To Build Links or Not to Build Links?
Google first launched the Penguin update in 2012, in an effort to keep spam sites from boosting their search rankings through link networks. At the start, a lot of manual penalties were given out to people building as many spammy links as they could. In the beginning, the school of thought was simply to build as many links as possible with no regard for quality. However, as the update’s evolved, there has been much confusion, misinformation and hot debate thrown around on the practice of link building.
A Short History of Link Building
Since the dawn of Google, people have been trying to manipulate its algorithm by building links in any way they could. The idea at the time was, the more links the better. But as every spammer started building links in manipulative, “black hat” ways, Google’s web spam team was there to fight and devalue them. From blogs with click-bait or low-quality content, to any kind of paid links in the content or footer of a post, link building through spammy means is everywhere. If you’ve tried any manipulative tactics like these, you may face trouble.
The Debate Over Exact Match Anchor Text
The news of Google’s manual penalties for guest blogging struck fear in SEO specialists everywhere. In fact, many people stopped building links altogether to avoid the penalty at all costs. But despite their best efforts, Google continues to heavily rely on links when ranking web pages in their SERPs. Link building experts like Eric Ward the “Link Moses” and Craig McConnel a link builder at EarnedLinks agree with Rand Fishkin from Moz whom states states:
“We did a bunch of tests as part of the IMEC Lab group that I’ve been talking about recently. We tested things like pointing to page A and page B from a single page with one of the links being anchor text rich and the other not being anchor text rich. Every time we could see that the link that pointed to A was bumping A up to the first ranking position, even with just a handful of anchor text rich links from good sources.
The frustrating part about that in SEO is to know anchor text rich links are very important, but they’re also a huge signal for spam.”
So, according to Fishkin, a keyword that has a link that’s rich with anchor text will produce better rankings, but also pose a dangerous red flag for spam catchers.
So, what’s Google looking out for?
Spammy Links in the Eyes of Google
In order to detect a spammy link, you can put your site through a number of quantifiable tests. You can check your site’s links spam score with a tool created by Moz, which assigns a number based on 17 so-called “spam flags.” The tool works from a checklist Moz developed that rates links with a score of 1-10 to identify a link as spammy or not.
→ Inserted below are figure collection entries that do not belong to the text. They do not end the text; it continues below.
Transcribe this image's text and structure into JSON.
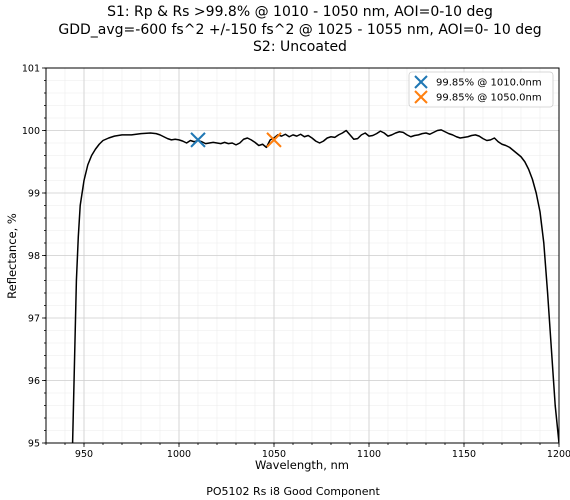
{
  "chart_data": {
    "type": "line",
    "title_lines": [
      "S1: Rp & Rs >99.8% @ 1010 - 1050 nm, AOI=0-10 deg",
      "GDD_avg=-600 fs^2 +/-150 fs^2 @ 1025 - 1055 nm, AOI=0- 10 deg",
      "S2: Uncoated"
    ],
    "xlabel": "Wavelength, nm",
    "ylabel": "Reflectance, %",
    "footer": "PO5102 Rs i8 Good Component",
    "xlim": [
      930,
      1200
    ],
    "ylim": [
      95,
      101
    ],
    "x_ticks": [
      950,
      1000,
      1050,
      1100,
      1150,
      1200
    ],
    "y_ticks": [
      95,
      96,
      97,
      98,
      99,
      100,
      101
    ],
    "grid": true,
    "minor_grid": true,
    "legend_position": "top-right",
    "series": [
      {
        "style": "line",
        "color": "#000000",
        "x": [
          944,
          945,
          946,
          947,
          948,
          950,
          952,
          954,
          956,
          958,
          960,
          963,
          966,
          970,
          975,
          980,
          985,
          988,
          990,
          992,
          994,
          996,
          998,
          1000,
          1002,
          1004,
          1006,
          1008,
          1010,
          1012,
          1014,
          1016,
          1018,
          1020,
          1022,
          1024,
          1026,
          1028,
          1030,
          1032,
          1034,
          1036,
          1038,
          1040,
          1042,
          1044,
          1046,
          1048,
          1050,
          1052,
          1054,
          1056,
          1058,
          1060,
          1062,
          1064,
          1066,
          1068,
          1070,
          1072,
          1074,
          1076,
          1078,
          1080,
          1082,
          1084,
          1086,
          1088,
          1090,
          1092,
          1094,
          1096,
          1098,
          1100,
          1102,
          1104,
          1106,
          1108,
          1110,
          1112,
          1114,
          1116,
          1118,
          1120,
          1122,
          1124,
          1126,
          1128,
          1130,
          1132,
          1134,
          1136,
          1138,
          1140,
          1142,
          1144,
          1146,
          1148,
          1150,
          1152,
          1154,
          1156,
          1158,
          1160,
          1162,
          1164,
          1166,
          1168,
          1170,
          1172,
          1174,
          1176,
          1178,
          1180,
          1182,
          1184,
          1186,
          1188,
          1190,
          1192,
          1194,
          1196,
          1198,
          1200
        ],
        "y": [
          95.0,
          96.3,
          97.6,
          98.3,
          98.8,
          99.2,
          99.45,
          99.6,
          99.7,
          99.78,
          99.84,
          99.88,
          99.91,
          99.93,
          99.93,
          99.95,
          99.96,
          99.95,
          99.93,
          99.9,
          99.87,
          99.85,
          99.86,
          99.85,
          99.83,
          99.8,
          99.84,
          99.82,
          99.84,
          99.82,
          99.79,
          99.8,
          99.81,
          99.8,
          99.79,
          99.81,
          99.79,
          99.8,
          99.77,
          99.8,
          99.86,
          99.88,
          99.85,
          99.81,
          99.76,
          99.78,
          99.73,
          99.85,
          99.88,
          99.93,
          99.91,
          99.94,
          99.9,
          99.93,
          99.91,
          99.94,
          99.9,
          99.92,
          99.88,
          99.83,
          99.8,
          99.83,
          99.88,
          99.9,
          99.89,
          99.93,
          99.96,
          100.0,
          99.93,
          99.86,
          99.87,
          99.93,
          99.96,
          99.91,
          99.92,
          99.95,
          99.99,
          99.96,
          99.91,
          99.93,
          99.96,
          99.98,
          99.97,
          99.93,
          99.9,
          99.92,
          99.93,
          99.95,
          99.96,
          99.94,
          99.97,
          100.0,
          100.01,
          99.98,
          99.95,
          99.93,
          99.9,
          99.88,
          99.89,
          99.9,
          99.92,
          99.93,
          99.91,
          99.87,
          99.84,
          99.85,
          99.88,
          99.82,
          99.78,
          99.76,
          99.73,
          99.68,
          99.63,
          99.58,
          99.5,
          99.38,
          99.22,
          99.0,
          98.7,
          98.2,
          97.4,
          96.5,
          95.6,
          95.0
        ]
      },
      {
        "style": "marker",
        "marker": "x",
        "name": "99.85% @ 1010.0nm",
        "color": "#1f77b4",
        "x": [
          1010
        ],
        "y": [
          99.85
        ]
      },
      {
        "style": "marker",
        "marker": "x",
        "name": "99.85% @ 1050.0nm",
        "color": "#ff7f0e",
        "x": [
          1050
        ],
        "y": [
          99.85
        ]
      }
    ]
  }
}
Note that you must have an account with Moz to use the tool. People have found Moz’s spam analysis to be a useful tool, but not always as exhaustive as it could be.
One Google picked up on the sheer amount of spam circulating through these strategies, they set out to tweak the algorithm in order to devalue sites that hosted a large number of lower quality links. Going even further, they began doling out manual penalties for buying or soliciting links on the internet. Matt Cutts, the former head of Google’s web spam team, even started giving out manual penalties for guest blogging. As Google fought back, the tactics for building links has shifted from wanting a lot of low-quality links to focusing on building a smaller number of high-quality links. Essentially, quality over quantity.
Is Link Building Safe?
What does all this mean for you? Let’s say you run an e-commerce site for women’s accessories, and you want to improve your search engine ranking for women’s sunglasses. You’ll want to optimize a page on your website for the keyword “women’s sunglasses,” and then build a link to it. If, for example, you get a link in a relevant article that is embedded in the exact keyword, “women’s sunglasses,” this would be known as the exact match anchor text that Fishkin was referring to. Rand states that as long as the link is a natural one from a quality, authoritative site, it will boost your rankings. But as soon as Google flags it for spam, you’re in trouble.
A lot of people believe this strategy to be dangerous, and advise against it. Some warn that building exact match anchor text links simply don’t work, since Google has developed an intimate understanding of a guest blogging link’s context, and will thus place far more weight on links coming from natural, high-quality sources.
Here’s what we’ve covered on link building:
-Building exact match anchor text continues to get results, but is risky and may result in penalties
-Google strongly values links coming from a natural, authoritative, and relevant context
-The Penguin algorithm was updated in September 2016. The biggest change was that the algorithm is now part of Google’s core algorithm, so Penguin now evaluates website links in real time. The new Penguin also favors the devaluation of problematic links, over pursuing link-based penalties. Thus, it is always good to review your link profile and keep track of your link building techniques to make sure they comply with the Penguin.
Here are our recommendations for staying safe:
-Perform a link audit and cut out any spammy links.
-Work with SEO and PR experts to plan for clean, high-quality links in a natural context
-Stop building spammy links and focus on quality over quantity.
Don’t be afraid of Google. If you play by the rules, building links in “white hat” ways, you will see results.